Simon shakes his head. “I’ll let him in.”

He wants the first look at his unwanted bodyguard, to see what he’s dealing with.

Maybe it won’t be so bad, Simon considers as he leaves the parlor. He can shut off the rooms he prefers, and the human will be awake during daytime, anyway. They won’t have to see each other. Just like having the housekeepers and landscapers visit.

Maybe it’s just the idea of weakness that rankles. Or Simon’s childish wish for Dima to stay instead.

A new touchscreen panel sits next to the front door. The marble floor beneath is cleaner than the rest of the foyer, where the Atwood installers must have swept. Simon taps the code to disarm the system, then opens the physical door.

And stares.

The man on the doorstep is large. Half a foot taller than Simon and at least twice as broad. His build screams of natural gift combined with dedication—bulking up easily, but working at it, too. Simon, frozen in time for centuries, could never transform himself like that.

Simon’s second, stupider thought is that this is the sort of man he would have lured into the shadows when he was younger.
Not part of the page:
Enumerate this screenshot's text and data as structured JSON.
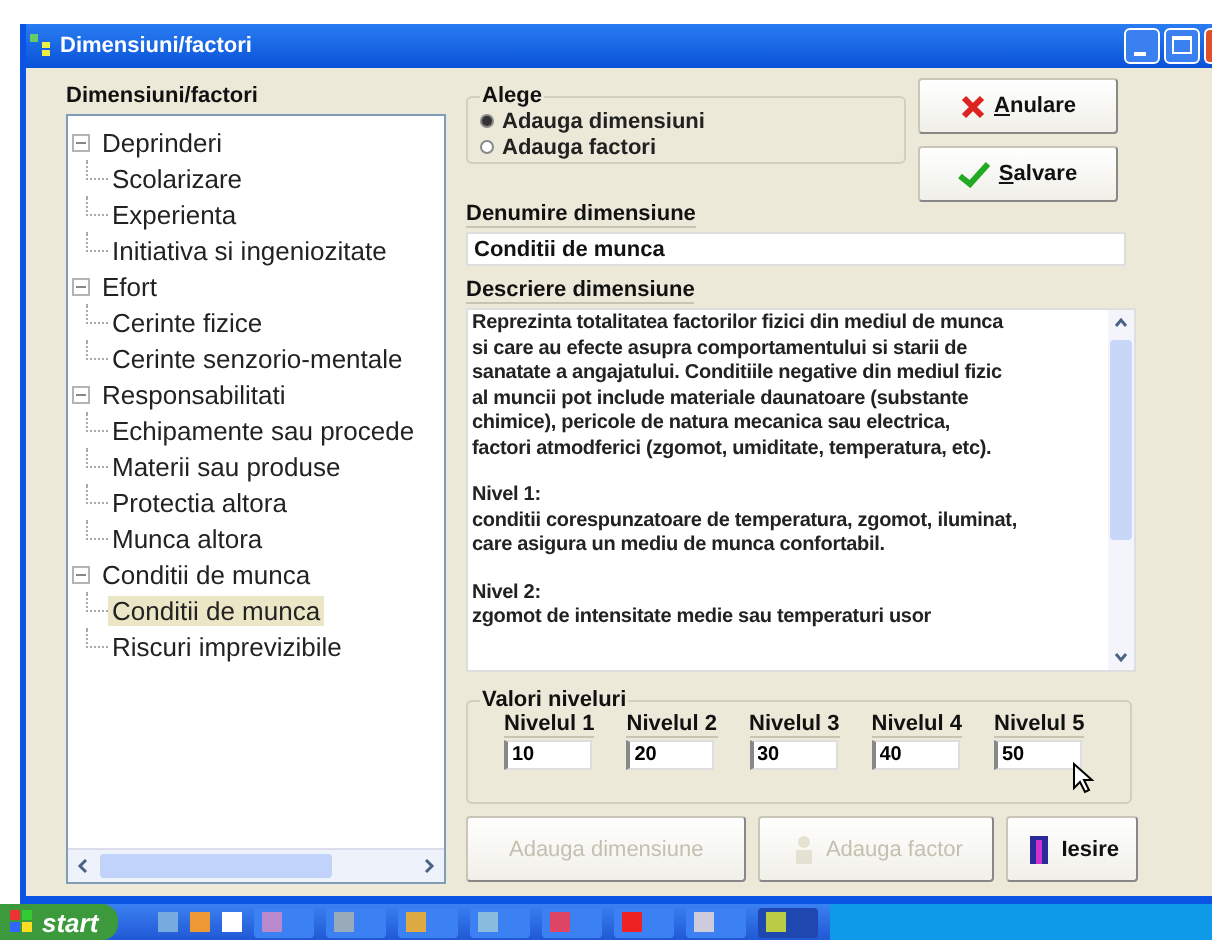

A tumble and a sip of blood. Sun-warmed skin, dark eyes, square jaw with just a shadow of stubble. The man’s hair would be brown in better lighting; caught between the house lights and the moon, it looks black.

There’s a barely contained primal quality to his movements, which makes sense. A pungent scent shatters any hope of tolerating this bodyguard.

Simon’s hand tenses on the doorknob. His teeth, by dint of tremendous self-control, don’t lengthen. “Dima,” he says, glaring at the threat. “You neglected to tell me you hired a werewolf.”